Friday, May 7, 2021
Elbphilharmonie, Platz der Deutschen Einheit 4, 20457 Hamburg, Germany
Guest Reviewer, Ateş Orga
Paavo Järvi is immersed in music-making. Organised, disciplined, in tune with his musicians, prizing clarity and fidelity, immaculately prepared, nothing seems beyond his capacity or enthusiasm. He reminds me of an ace sportsman – each venue another circuit to visit, each orchestra a fresh track, table or court to play, a classic high-spec car to drive. Last weekend he was in Bremen with the Deutsche Kammerphilharmonie, seducing us with the Strauss family and Viennese rubato (Wiener Philharmoniker take note). In April he offered Mozart and Schumann in Amsterdam with the Royal Concertgebouw, in March Beethoven and Prokofiev with the Berliner Philharmoniker. He’s also been busy recording and webcasting Tchaikovsky and Mendelssohn with the Tonhalle-Orchester Zürich, distinguished cycles in the forging. In these pandemic times he’s managed to ensure a comforting, energised presence around Europe, a pair of safe hands and reassuring smile making life the more bearable for players and listeners alike.
Never an ensemble to let standards slip, the strings of the NDR Elbphilharmonie Orchester were finely showcased in Tchaikovsky’s 1880 Serenade.
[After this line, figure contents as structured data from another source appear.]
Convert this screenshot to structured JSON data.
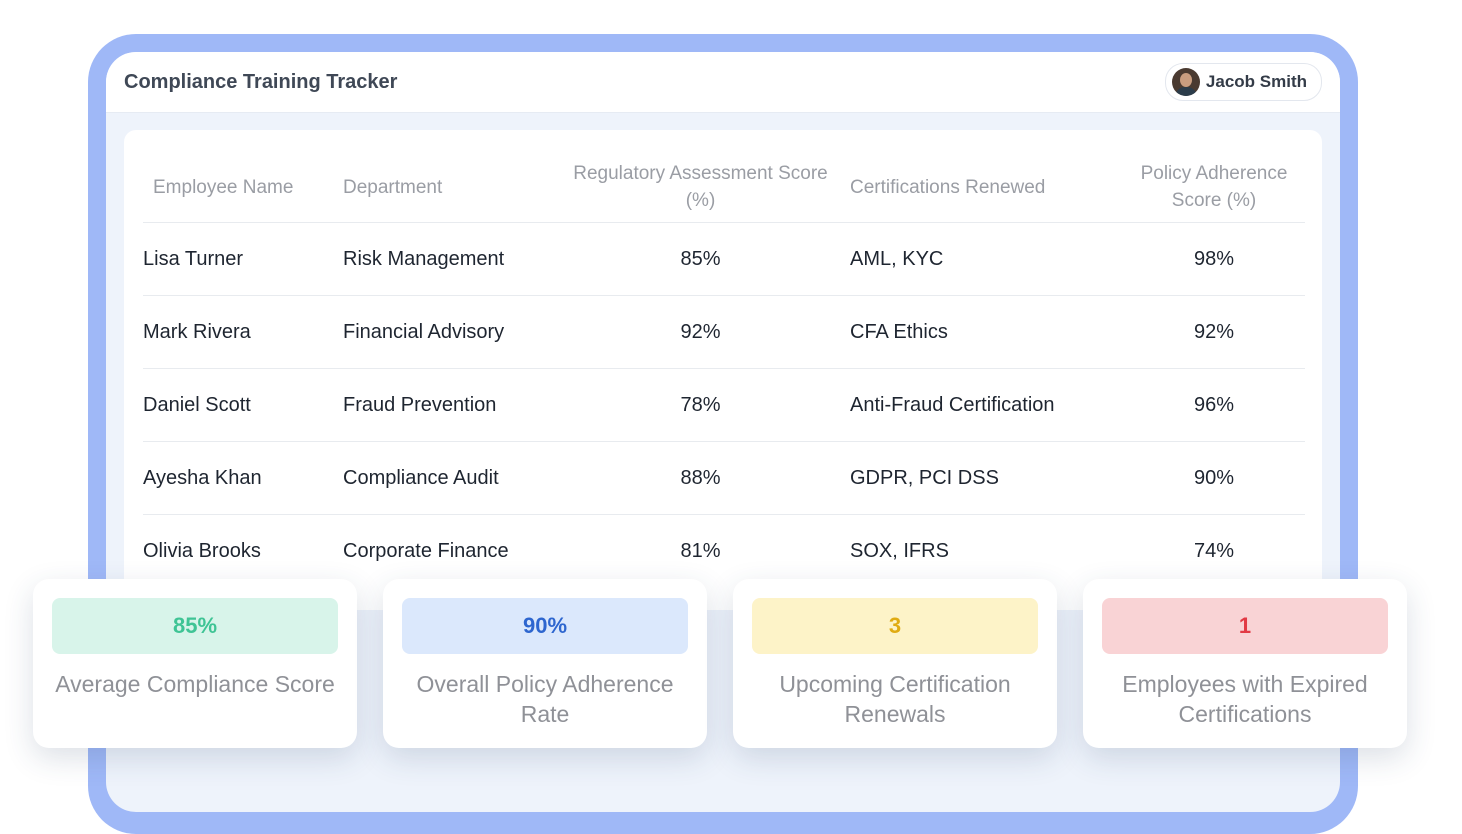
{
  "app": {
    "title": "Compliance Training Tracker"
  },
  "user": {
    "name": "Jacob Smith"
  },
  "table": {
    "headers": [
      "Employee Name",
      "Department",
      "Regulatory Assessment Score (%)",
      "Certifications Renewed",
      "Policy Adherence Score (%)"
    ],
    "rows": [
      {
        "name": "Lisa Turner",
        "department": "Risk Management",
        "assessment": "85%",
        "certifications": "AML, KYC",
        "adherence": "98%"
      },
      {
        "name": "Mark Rivera",
        "department": "Financial Advisory",
        "assessment": "92%",
        "certifications": "CFA Ethics",
        "adherence": "92%"
      },
      {
        "name": "Daniel Scott",
        "department": "Fraud Prevention",
        "assessment": "78%",
        "certifications": "Anti-Fraud Certification",
        "adherence": "96%"
      },
      {
        "name": "Ayesha Khan",
        "department": "Compliance Audit",
        "assessment": "88%",
        "certifications": "GDPR, PCI DSS",
        "adherence": "90%"
      },
      {
        "name": "Olivia Brooks",
        "department": "Corporate Finance",
        "assessment": "81%",
        "certifications": "SOX, IFRS",
        "adherence": "74%"
      }
    ]
  },
  "stats": [
    {
      "value": "85%",
      "label": "Average Compliance Score",
      "bg": "#d8f4ea",
      "color": "#3fc495"
    },
    {
      "value": "90%",
      "label": "Overall Policy Adherence Rate",
      "bg": "#dbe8fc",
      "color": "#2e66cf"
    },
    {
      "value": "3",
      "label": "Upcoming Certification Renewals",
      "bg": "#fdf3c8",
      "color": "#e0ab12"
    },
    {
      "value": "1",
      "label": "Employees with Expired Certifications",
      "bg": "#f9d3d5",
      "color": "#e23a45"
    }
  ],
  "colors": {
    "frame": "#9fb8f7",
    "screen": "#eef3fb"
  }
}
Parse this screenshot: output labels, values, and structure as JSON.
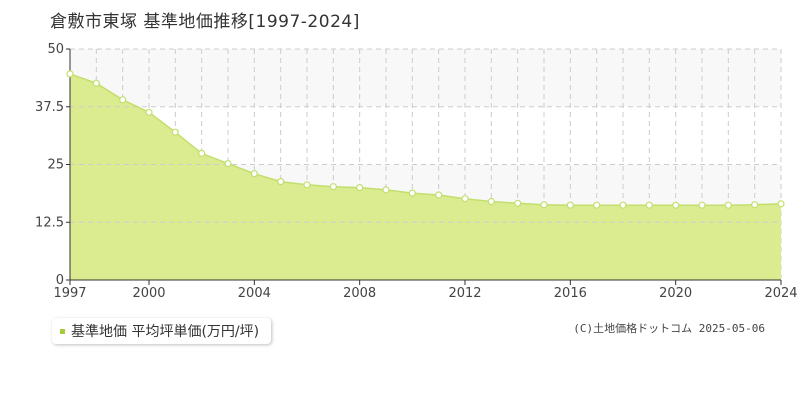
{
  "title": "倉敷市東塚 基準地価推移[1997-2024]",
  "source": "(C)土地価格ドットコム 2025-05-06",
  "colors": {
    "fill": "#dbeb8f",
    "line": "#c2df6e",
    "marker_fill": "#ffffff",
    "band": "#f8f8f8",
    "grid": "#cccccc",
    "axis": "#333333",
    "legend_swatch": "#a4cd39"
  },
  "chart_data": {
    "type": "area",
    "title": "倉敷市東塚 基準地価推移[1997-2024]",
    "xlabel": "",
    "ylabel": "",
    "xlim": [
      1997,
      2024
    ],
    "ylim": [
      0,
      50
    ],
    "yticks": [
      0,
      12.5,
      25,
      37.5,
      50
    ],
    "ytick_labels": [
      "0",
      "12.5",
      "25",
      "37.5",
      "50"
    ],
    "xticks": [
      1997,
      2000,
      2004,
      2008,
      2012,
      2016,
      2020,
      2024
    ],
    "xtick_labels": [
      "1997",
      "2000",
      "2004",
      "2008",
      "2012",
      "2016",
      "2020",
      "2024"
    ],
    "grid": true,
    "legend_position": "bottom-left",
    "series": [
      {
        "name": "基準地価 平均坪単価(万円/坪)",
        "x": [
          1997,
          1998,
          1999,
          2000,
          2001,
          2002,
          2003,
          2004,
          2005,
          2006,
          2007,
          2008,
          2009,
          2010,
          2011,
          2012,
          2013,
          2014,
          2015,
          2016,
          2017,
          2018,
          2019,
          2020,
          2021,
          2022,
          2023,
          2024
        ],
        "values": [
          44.6,
          42.6,
          39.0,
          36.3,
          32.0,
          27.4,
          25.2,
          23.0,
          21.3,
          20.6,
          20.2,
          20.0,
          19.5,
          18.8,
          18.4,
          17.6,
          17.0,
          16.6,
          16.3,
          16.2,
          16.2,
          16.2,
          16.2,
          16.2,
          16.2,
          16.2,
          16.3,
          16.5
        ]
      }
    ]
  }
}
With antiphonal violins, this was an account of glowing, deep-throated sonority and character: dynamically extreme at the quieter end of the scale, elegantly playful in the Waltz, impassioned and grave in the Elegy, knife-edge ‘Russian’ in the Finale, a stamping troika at full tilt. Given the streamlined groups Järvi works with, certain parameters are always going to be promised – on this occasion the balance and unanimity of chording, and the sensuously velvet quality of the pizzicato passages. Come the end, body language electric with concentration and exultation, you felt everyone relished having been put through their paces, getting their instruments to speak and resonate at their superior best. Classy.
Between 2009 and 2013 Järvi recorded Carl Nielsen’s Six Symphonies in Frankfurt, released integrally in 2015 (RCA). Unsurprisingly, this reading of the Second, ‘The Four Temperaments’ (1901-02) – Nielsen astride new worlds while yet honouring the past – was a taut, brilliantly lit affair. Järvi’s interpretation – score open, double basses to the left, drums to the right – stressed structure, motifs and moods, things like the inventive flamboyance of the timpani writing, the bassoon duet and Tchaikovskian coda of the ‘Phlegmatic’ second movement, the Slavic melancholy and heavy-brass climaxes of the third, sticking in the memory. Of the ‘Sanguine’ Finale, the composer said that he “tried to sketch a man who storms thoughtlessly forward in the belief that the whole world belongs to him.” Such a being, Robert Simpson assayed (they litter history), “cares not a fig for the world; difficulties do not deter him, for he has never heard of difficulties; he is full of rude vigour and gutsy laughter.” All or nothing was Järvi’s message, the orchestra up for the challenge, no prisoners taken, generating maximum intensity through the long pause and string Adagio just before the close. Virtuoso stuff.